Série schizophrénique, Prey possède une histoire peu commune dans l’industrie des jeux vidéo. S’il aura fallu attendre plus de 10 ans entre le développement du premier opus débuté en 1995 pour finalement sortir en 2006 après de multiples reboots et changements drastiques, sa suite, Prey 2, n’aura pas eu cette chance. Diablement plus ambitieuse sur le papier, la séquelle était à un stade de développement très avancée quand Bethesda avait finalement pris la décision d’arrêter les dégâts d’une production qui n’en finissait plus, en balayant Human Head Studios par la même occasion. Et puis, un beau jour d’E3 2016, l’éditeur annonçait la sortie, la vraie, de Prey, en version réimaginée par Arkane Studios, génie français créateur de la licence Dishonored. Un reboot réussi ? Verdict dans notre test de Prey réalisé sur PS4 Pro via un code PlayStation Store offert par Bethesda.
Un scénario d’abord attirant, puis décevant
Si vous avez fait la démo de Prey disponible sur les plateformes de téléchargement, sachez qu’elle représente la première heure du jeu final. On découvre alors le héros, ou l’héroïne (selon le sexe que vous aurez choisi au préalable) dans son bel appartement luxueux de type « Art Déco » se réveiller pour aller faire une journée de travail classique. Avant de sortir de votre logement pour la première fois, il y a fort à parier pour que vous soyez scotché devant la beauté du panorama qui s’étale derrière votre baie vitrée, que vous fassiez le tour du propriétaire et que vous passiez par la case WC en voyant qu’il est même possible de tirer la chasse d’eau. Une belle liberté qui procure un début d’expérience vraiment sympathique.
Les bonnes intentions se poursuivent ensuite lorsque l’on se réveille le jour d’après dans ce même appartement, mais que l’on découvre la supercherie d’avoir été ailleurs que dans un vaisseau spatial. On découvre alors en même temps que le héros que le monde qui nous entoure n’est qu’une vaste expérience à la The Truman Show, et qu’il va falloir très rapidement faire avec une menace extraterrestre ultra présente dans le vaisseau sur lequel Morgan(e) Yu se trouve, Talos 1. En l’espace de quelques minutes, Prey nous fait passer du cosy au spatial, pour une ouverture vraiment mémorable qui laisse présager de très belles choses en termes de narration et de scénario.

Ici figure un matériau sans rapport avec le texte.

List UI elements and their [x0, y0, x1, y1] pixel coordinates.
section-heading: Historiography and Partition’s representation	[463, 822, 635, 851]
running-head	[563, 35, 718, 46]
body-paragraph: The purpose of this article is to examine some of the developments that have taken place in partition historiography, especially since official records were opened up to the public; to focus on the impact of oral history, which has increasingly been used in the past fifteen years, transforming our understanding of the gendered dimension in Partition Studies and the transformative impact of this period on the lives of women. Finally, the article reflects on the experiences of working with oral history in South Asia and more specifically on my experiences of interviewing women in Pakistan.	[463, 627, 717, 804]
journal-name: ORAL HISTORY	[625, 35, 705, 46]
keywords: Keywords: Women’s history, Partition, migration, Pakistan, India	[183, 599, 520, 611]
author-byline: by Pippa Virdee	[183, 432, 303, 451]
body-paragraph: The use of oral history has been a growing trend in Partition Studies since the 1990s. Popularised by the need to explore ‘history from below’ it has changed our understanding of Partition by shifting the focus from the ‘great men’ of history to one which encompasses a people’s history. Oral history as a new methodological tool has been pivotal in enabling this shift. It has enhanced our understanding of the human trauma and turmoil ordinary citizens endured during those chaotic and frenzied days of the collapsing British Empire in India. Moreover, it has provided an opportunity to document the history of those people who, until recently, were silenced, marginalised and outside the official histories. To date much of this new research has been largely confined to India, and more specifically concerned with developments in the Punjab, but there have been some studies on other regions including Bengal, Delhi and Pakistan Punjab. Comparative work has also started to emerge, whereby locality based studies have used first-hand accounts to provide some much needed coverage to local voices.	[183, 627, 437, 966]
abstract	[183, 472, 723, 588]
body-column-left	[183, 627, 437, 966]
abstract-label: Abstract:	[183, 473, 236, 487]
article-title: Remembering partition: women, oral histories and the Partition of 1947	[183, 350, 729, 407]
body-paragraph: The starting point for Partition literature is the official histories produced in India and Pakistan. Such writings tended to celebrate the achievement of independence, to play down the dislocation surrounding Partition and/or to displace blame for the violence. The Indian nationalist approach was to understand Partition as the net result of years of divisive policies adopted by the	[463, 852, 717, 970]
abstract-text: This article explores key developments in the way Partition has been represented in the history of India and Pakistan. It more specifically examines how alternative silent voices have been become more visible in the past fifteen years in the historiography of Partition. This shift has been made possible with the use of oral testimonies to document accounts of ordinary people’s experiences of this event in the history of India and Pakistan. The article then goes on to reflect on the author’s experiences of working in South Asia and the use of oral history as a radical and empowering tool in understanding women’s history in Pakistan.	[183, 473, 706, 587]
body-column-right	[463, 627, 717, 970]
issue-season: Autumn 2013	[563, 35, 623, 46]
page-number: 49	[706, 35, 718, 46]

Malheureusement, la suite des événements est largement moins réjouissante, avec une narration qui lâche peu à peu le joueur pour finalement le laisser trouver des bandes audios et écouter des communications téléphoniques. On a connu plus palpitant comme narration qui a du mal à faire prendre conscience aux joueurs toute la gravité de la situation. Cela manque clairement de scènes cinématiques, de mystère, et d’une grosse pincée de personnages charismatiques qui auraient pu rendre vraiment passionnante l’histoire de Prey. D’ailleurs, en parlant de personnage, sachez que le choix d’un Morgan Yu ou d’une Morgane Yu en début d’aventure ne changera strictement rien à l’aventure.

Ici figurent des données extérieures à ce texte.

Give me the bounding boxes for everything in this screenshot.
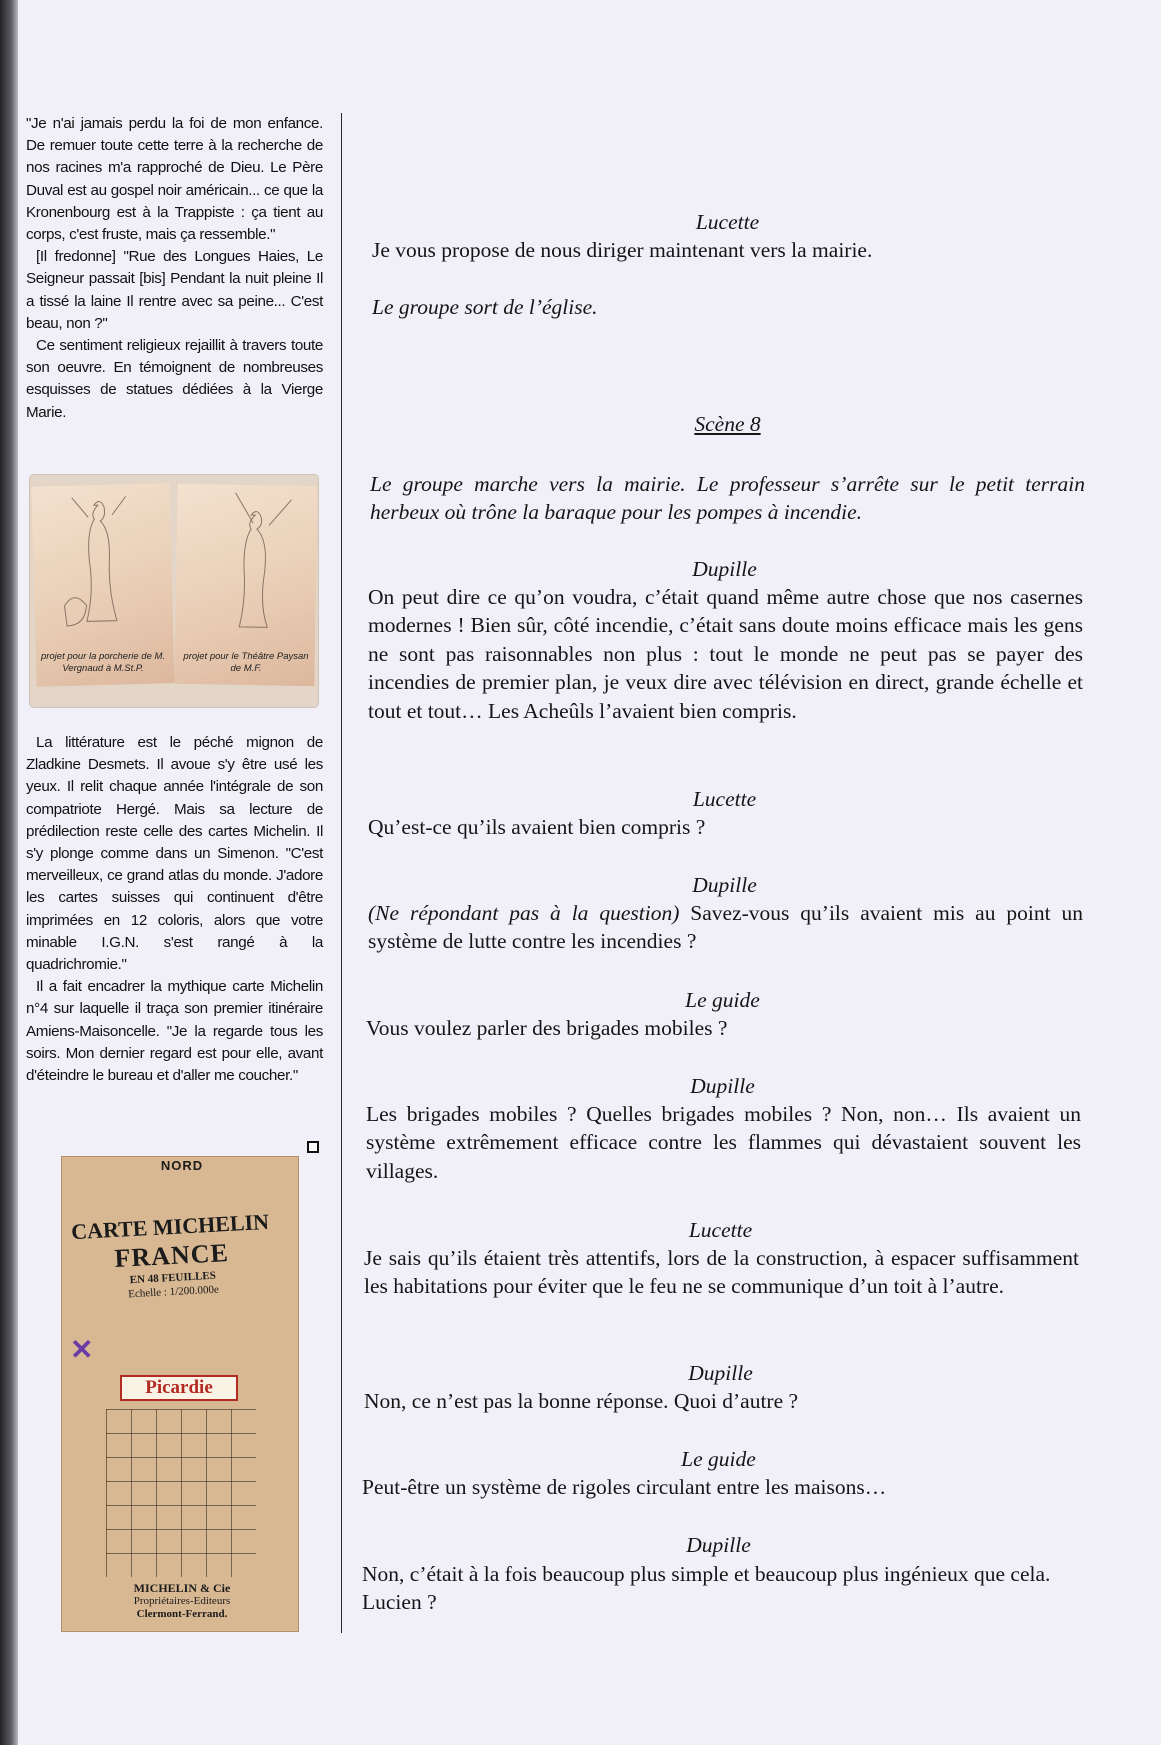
dialogue-line: Les brigades mobiles ? Quelles brigades mobiles ? Non, non… Ils avaient un système extrêmement efficace contre les flammes qui dévastaient souvent les villages.: [366, 1102, 1081, 1183]
sketch-caption-right: projet pour le Théâtre Paysan de M.F.: [183, 651, 309, 674]
magazine-paragraph: Ce sentiment religieux rejaillit à travers toute son oeuvre. En témoignent de nombreuses esquisses de statues dédiées à la Vierge Marie.: [26, 337, 323, 421]
map-publisher-sub: Propriétaires-Editeurs: [133, 1595, 231, 1607]
dialogue-text: Savez-vous qu’ils avaient mis au point un système de lutte contre les incendies ?: [368, 901, 1083, 954]
dialogue-line: Vous voulez parler des brigades mobiles ?: [366, 1016, 728, 1040]
stage-direction: Le groupe sort de l’église.: [372, 295, 598, 319]
dialogue-line: [368, 899, 1083, 956]
map-publisher-city: Clermont-Ferrand.: [136, 1608, 228, 1620]
scene-title-text: Scène 8: [694, 412, 761, 436]
map-publisher: MICHELIN & Cie: [133, 1581, 231, 1595]
map-scale: Echelle : 1/200.000e: [127, 1283, 220, 1301]
scene-title: [370, 410, 1085, 438]
stage-direction: Le groupe marche vers la mairie. Le professeur s’arrête sur le petit terrain herbeux où trône la baraque pour les pompes à incendie.: [370, 472, 1085, 525]
map-top-label: NORD: [160, 1158, 204, 1173]
magazine-paragraph: [Il fredonne] "Rue des Longues Haies, Le Seigneur passait [bis] Pendant la nuit pleine Il a tissé la laine Il rentre avec sa peine... C'est beau, non ?": [26, 248, 323, 332]
dialogue-line: Non, c’était à la fois beaucoup plus simple et beaucoup plus ingénieux que cela. Lucien ?: [362, 1562, 1051, 1615]
dialogue-line: Je sais qu’ils étaient très attentifs, lors de la construction, à espacer suffisamment les habitations pour éviter que le feu ne se communique d’un toit à l’autre.: [364, 1246, 1079, 1299]
speaker-name: Dupille: [692, 557, 757, 581]
map-sheet-count: EN 48 FEUILLES: [129, 1269, 217, 1287]
speaker-name: Le guide: [685, 988, 760, 1012]
dialogue-line: Je vous propose de nous diriger maintenant vers la mairie.: [372, 238, 873, 262]
speaker-name: Dupille: [692, 873, 757, 897]
speaker-name: Lucette: [695, 210, 760, 234]
magazine-paragraph: Il a fait encadrer la mythique carte Michelin n°4 sur laquelle il traça son premier itinéraire Amiens-Maisoncelle. "Je la regarde tous les soirs. Mon dernier regard est pour elle, avant d'éteindre le bureau et d'aller me coucher.": [26, 978, 323, 1085]
dialogue-line: On peut dire ce qu’on voudra, c’était quand même autre chose que nos casernes modernes ! Bien sûr, côté incendie, c’était sans doute moins efficace mais les gens ne sont pas raisonnables non plus : tout le monde ne peut pas se payer des incendies de premier plan, je veux dire avec télévision en direct, grande échelle et tout et tout… Les Acheûls l’avaient bien compris.: [368, 585, 1083, 723]
sketch-caption-left: projet pour la porcherie de M. Vergnaud à M.St.P.: [40, 651, 166, 674]
magazine-paragraph: "Je n'ai jamais perdu la foi de mon enfance. De remuer toute cette terre à la recherche de nos racines m'a rapproché de Dieu. Le Père Duval est au gospel noir américain... ce que la Kronenbourg est à la Trappiste : ça tient au corps, c'est fruste, mais ça ressemble.": [26, 115, 323, 244]
magazine-paragraph: La littérature est le péché mignon de Zladkine Desmets. Il avoue s'y être usé les yeux. Il relit chaque année l'intégrale de son compatriote Hergé. Mais sa lecture de prédilection reste celle des cartes Michelin. Il s'y plonge comme dans un Simenon. "C'est merveilleux, ce grand atlas du monde. J'adore les cartes suisses qui continuent d'être imprimées en 12 coloris, alors que votre minable I.G.N. s'est rangé à la quadrichromie.": [26, 734, 323, 974]
speaker-name: Lucette: [688, 1218, 753, 1242]
map-x-mark-icon: ✕: [70, 1334, 94, 1365]
speaker-name: Dupille: [690, 1074, 755, 1098]
speaker-name: Dupille: [688, 1361, 753, 1385]
map-title: CARTE MICHELIN: [70, 1208, 270, 1245]
dialogue-line: Qu’est-ce qu’ils avaient bien compris ?: [368, 815, 706, 839]
speaker-name: Le guide: [681, 1447, 756, 1471]
dialogue-line: Peut-être un système de rigoles circulant entre les maisons…: [362, 1475, 887, 1499]
speaker-name: Dupille: [686, 1533, 751, 1557]
map-region-label: Picardie: [120, 1375, 238, 1401]
map-country: FRANCE: [113, 1238, 230, 1273]
dialogue-line: Non, ce n’est pas la bonne réponse. Quoi d’autre ?: [364, 1389, 799, 1413]
speaker-name: Lucette: [692, 787, 757, 811]
dialogue-aside: (Ne répondant pas à la question): [368, 901, 680, 925]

Beau de Prey comme de loin ?
Graphiquement, il est bon de séparer, comme à notre habitude, la réalisation technique de la direction artistique. Pour ce premier point, Prey accuse quelques années de retard avec une version du CryEngine utilisée qui n’est pas la dernière mise à jour de Crytek, et qui affiche par moment de bien vilaines choses. Textures qui arrivent à la bourre en plusieurs étapes d’affichages, animation à la fluidité parfois discutable et aliasing nous font davantage penser à un jeu de 2013 qu’à un jeu de 2017. Malgré tout, ces défauts techniques n’empêchent pas à Prey une belle distance d’affichage, des panoramas somptueux ainsi que des zones de non-gravité qui forcent l’admiration et des effets de lumières / effets spéciaux agréables à regarder.

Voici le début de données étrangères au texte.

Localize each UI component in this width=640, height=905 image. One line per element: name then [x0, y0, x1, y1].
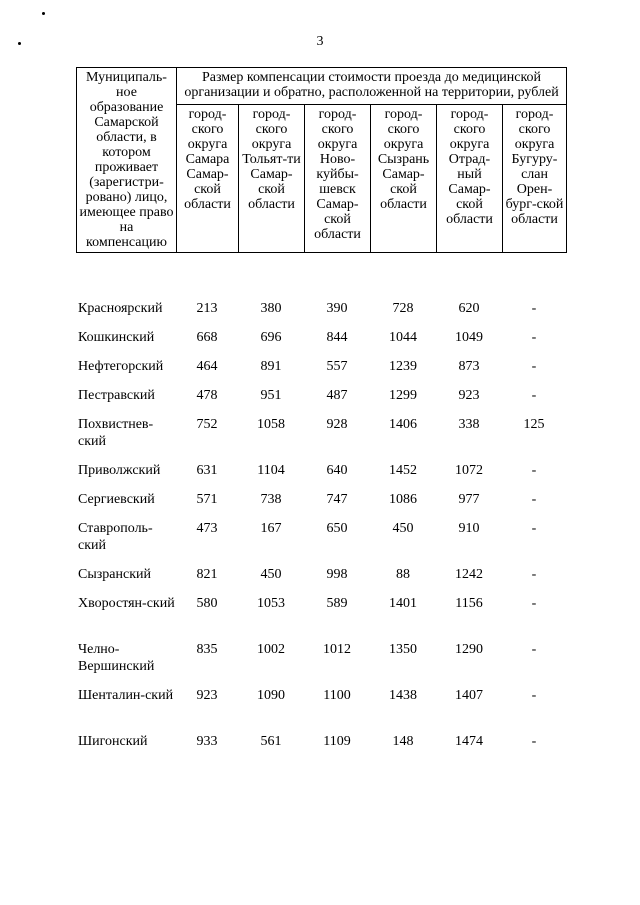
compensation-value: - — [531, 596, 537, 611]
compensation-value: 640 — [326, 463, 348, 478]
compensation-value: 167 — [260, 521, 282, 536]
compensation-value: 450 — [392, 521, 414, 536]
header-column: город-ского округа Отрад-ный Самар-ской области — [437, 105, 503, 253]
compensation-value: 88 — [396, 567, 410, 582]
compensation-value: - — [531, 688, 537, 703]
compensation-value: 1242 — [455, 567, 483, 582]
compensation-value: 338 — [458, 417, 480, 432]
compensation-value: 631 — [196, 463, 218, 478]
compensation-value: 1012 — [323, 642, 351, 657]
municipality-name: Шенталин-ский — [78, 688, 174, 703]
compensation-value: 835 — [196, 642, 218, 657]
compensation-value: 1104 — [257, 463, 285, 478]
compensation-table-body — [76, 300, 566, 762]
compensation-value: - — [531, 463, 537, 478]
table-row — [76, 687, 566, 733]
table-row — [76, 520, 566, 566]
compensation-value: 1290 — [455, 642, 483, 657]
compensation-value: 148 — [392, 734, 414, 749]
compensation-value: - — [531, 388, 537, 403]
compensation-value: 1156 — [455, 596, 483, 611]
municipality-name: Кошкинский — [78, 330, 155, 345]
compensation-value: 450 — [260, 567, 282, 582]
table-row — [76, 329, 566, 358]
compensation-value: 728 — [392, 301, 414, 316]
compensation-value: 125 — [523, 417, 545, 432]
compensation-value: - — [531, 567, 537, 582]
municipality-name: Сергиевский — [78, 492, 155, 507]
compensation-value: - — [531, 734, 537, 749]
compensation-value: 821 — [196, 567, 218, 582]
compensation-value: 923 — [196, 688, 218, 703]
compensation-value: 1299 — [389, 388, 417, 403]
compensation-value: 928 — [326, 417, 348, 432]
table-row — [76, 733, 566, 762]
compensation-value: 1239 — [389, 359, 417, 374]
compensation-value: - — [531, 521, 537, 536]
header-column: город-ского округа Сызрань Самар-ской области — [371, 105, 437, 253]
compensation-value: 571 — [196, 492, 218, 507]
compensation-value: 1401 — [389, 596, 417, 611]
table-row — [76, 566, 566, 595]
table-row — [76, 595, 566, 641]
compensation-value: 951 — [260, 388, 282, 403]
compensation-value: 668 — [196, 330, 218, 345]
compensation-value: - — [531, 492, 537, 507]
compensation-value: 977 — [458, 492, 480, 507]
table-row — [76, 641, 566, 687]
compensation-value: 1090 — [257, 688, 285, 703]
municipality-name: Красноярский — [78, 301, 163, 316]
compensation-value: 1049 — [455, 330, 483, 345]
table-row — [76, 491, 566, 520]
compensation-value: 747 — [326, 492, 348, 507]
municipality-name: Нефтегорский — [78, 359, 164, 374]
compensation-value: 1058 — [257, 417, 285, 432]
municipality-name: Хворостян-ский — [78, 596, 175, 611]
compensation-value: 923 — [458, 388, 480, 403]
municipality-name: Похвистнев-ский — [78, 417, 154, 449]
compensation-value: 1474 — [455, 734, 483, 749]
compensation-value: 933 — [196, 734, 218, 749]
table-row — [76, 416, 566, 462]
compensation-value: 1407 — [455, 688, 483, 703]
compensation-value: 1438 — [389, 688, 417, 703]
compensation-value: 1002 — [257, 642, 285, 657]
municipality-name: Челно-Вершинский — [78, 642, 155, 674]
table-row — [76, 387, 566, 416]
compensation-value: 1406 — [389, 417, 417, 432]
municipality-name: Ставрополь-ский — [78, 521, 153, 553]
header-column: город-ского округа Ново-куйбы-шевск Самар-ской области — [305, 105, 371, 253]
compensation-value: 1044 — [389, 330, 417, 345]
compensation-value: 580 — [196, 596, 218, 611]
compensation-value: 1053 — [257, 596, 285, 611]
compensation-value: 464 — [196, 359, 218, 374]
header-compensation: Размер компенсации стоимости проезда до медицинской организации и обратно, расположенной на территории, рублей — [177, 68, 567, 105]
compensation-value: 696 — [260, 330, 282, 345]
page-number: 3 — [316, 34, 324, 49]
compensation-value: 1452 — [389, 463, 417, 478]
compensation-value: 891 — [260, 359, 282, 374]
compensation-value: 1109 — [323, 734, 351, 749]
compensation-value: 380 — [260, 301, 282, 316]
compensation-value: 478 — [196, 388, 218, 403]
compensation-value: 910 — [458, 521, 480, 536]
compensation-value: - — [531, 301, 537, 316]
compensation-value: 873 — [458, 359, 480, 374]
compensation-value: 487 — [326, 388, 348, 403]
compensation-value: 1086 — [389, 492, 417, 507]
compensation-value: 561 — [260, 734, 282, 749]
header-column: город-ского округа Бугуру-слан Орен-бург-ской области — [503, 105, 567, 253]
municipality-name: Пестравский — [78, 388, 155, 403]
compensation-value: 473 — [196, 521, 218, 536]
table-row — [76, 358, 566, 387]
compensation-value: 589 — [326, 596, 348, 611]
compensation-value: - — [531, 330, 537, 345]
compensation-table-header — [76, 67, 567, 253]
municipality-name: Сызранский — [78, 567, 151, 582]
compensation-value: 1072 — [455, 463, 483, 478]
header-column: город-ского округа Самара Самар-ской области — [177, 105, 239, 253]
compensation-value: - — [531, 642, 537, 657]
compensation-value: 752 — [196, 417, 218, 432]
table-row — [76, 462, 566, 491]
compensation-value: 1100 — [323, 688, 351, 703]
compensation-value: 650 — [326, 521, 348, 536]
table-row — [76, 300, 566, 329]
compensation-value: 844 — [326, 330, 348, 345]
compensation-value: 620 — [458, 301, 480, 316]
compensation-value: 1350 — [389, 642, 417, 657]
municipality-name: Шигонский — [78, 734, 148, 749]
compensation-value: 557 — [326, 359, 348, 374]
municipality-name: Приволжский — [78, 463, 161, 478]
compensation-value: 738 — [260, 492, 282, 507]
header-column: город-ского округа Тольят-ти Самар-ской области — [239, 105, 305, 253]
header-municipality: Муниципаль-ное образование Самарской области, в котором проживает (зарегистри-ровано) лицо, имеющее право на компенсацию — [77, 68, 177, 253]
compensation-value: - — [531, 359, 537, 374]
compensation-value: 998 — [326, 567, 348, 582]
compensation-value: 213 — [196, 301, 218, 316]
compensation-value: 390 — [326, 301, 348, 316]
scan-speck — [42, 12, 45, 15]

Mais comme toujours ou presque avec Arkane Studios, c’est véritablement la direction artistique de Prey qui sublime l’aspect graphique du jeu. Art déco plutôt orienté Baroque, le style du jeu est singulier. Evoluer dans une gigantesque navette spatiale truffée de technologie futuriste (le jeu se déroule en 2035) mais meublée et décorée en mode luxe a quelque chose qui rend immédiatement Prey attachant. Cette atmosphère est d’autant plus importante qu’elle renforce l’envie d’explorer les moindres recoins de Talos 1 pour trouver toutes sortes de documents, objets et divers récompenses, et tout simplement l’envie de ne rien manquer des différentes zones du vaisseau.
Autres points forts de l’identité de Prey, son bestiaire fait de Mimics et autres E.T de différentes formes, tailles et puissance de frappe qui livre un petit côté horreur et renforce cette ambiance et cette atmosphère vraiment réussies. On aurait peut-être aimé une plus grande diversité d’ennemis, mais ceux présents suffisent amplement à créer l’angoisse lorsque tous les chargeurs sont vides et qu’il faudra quand même traverser une pièce infestée de Mimics pour évoluer dans votre quête du moment. C’est d’ailleurs là que les problèmes commencent pour Prey…
Jouez comme vous voulez, mais pas trop non plus
En puisant des inspirations aussi bien du côté des System Shock que d’Alien: Isolation et BioShock, Prey propose une belle philosophie, à savoir laisser le joueur maître de l’approche qu’il souhaite. Toutes les zones de Talos 1 peuvent en effet être traversées en mode furtif, cerveau (chercher un passage alternatif pour esquiver le combat) ou bourrin qui rentre dans la tronche de tous les ennemis croisés sur son passage. Le problème que nous avons rencontré durant nos phases de jeu est que absolument aucune approche ne nous a donné du plaisir. Pire encore, au bout de quelques dizaines de minutes, l’envie d’exploser la console allait crescendo. A cela, plusieurs sources de rage qui s’additionnent, et que nous vous proposons de découvrir dans les lignes qui suivent.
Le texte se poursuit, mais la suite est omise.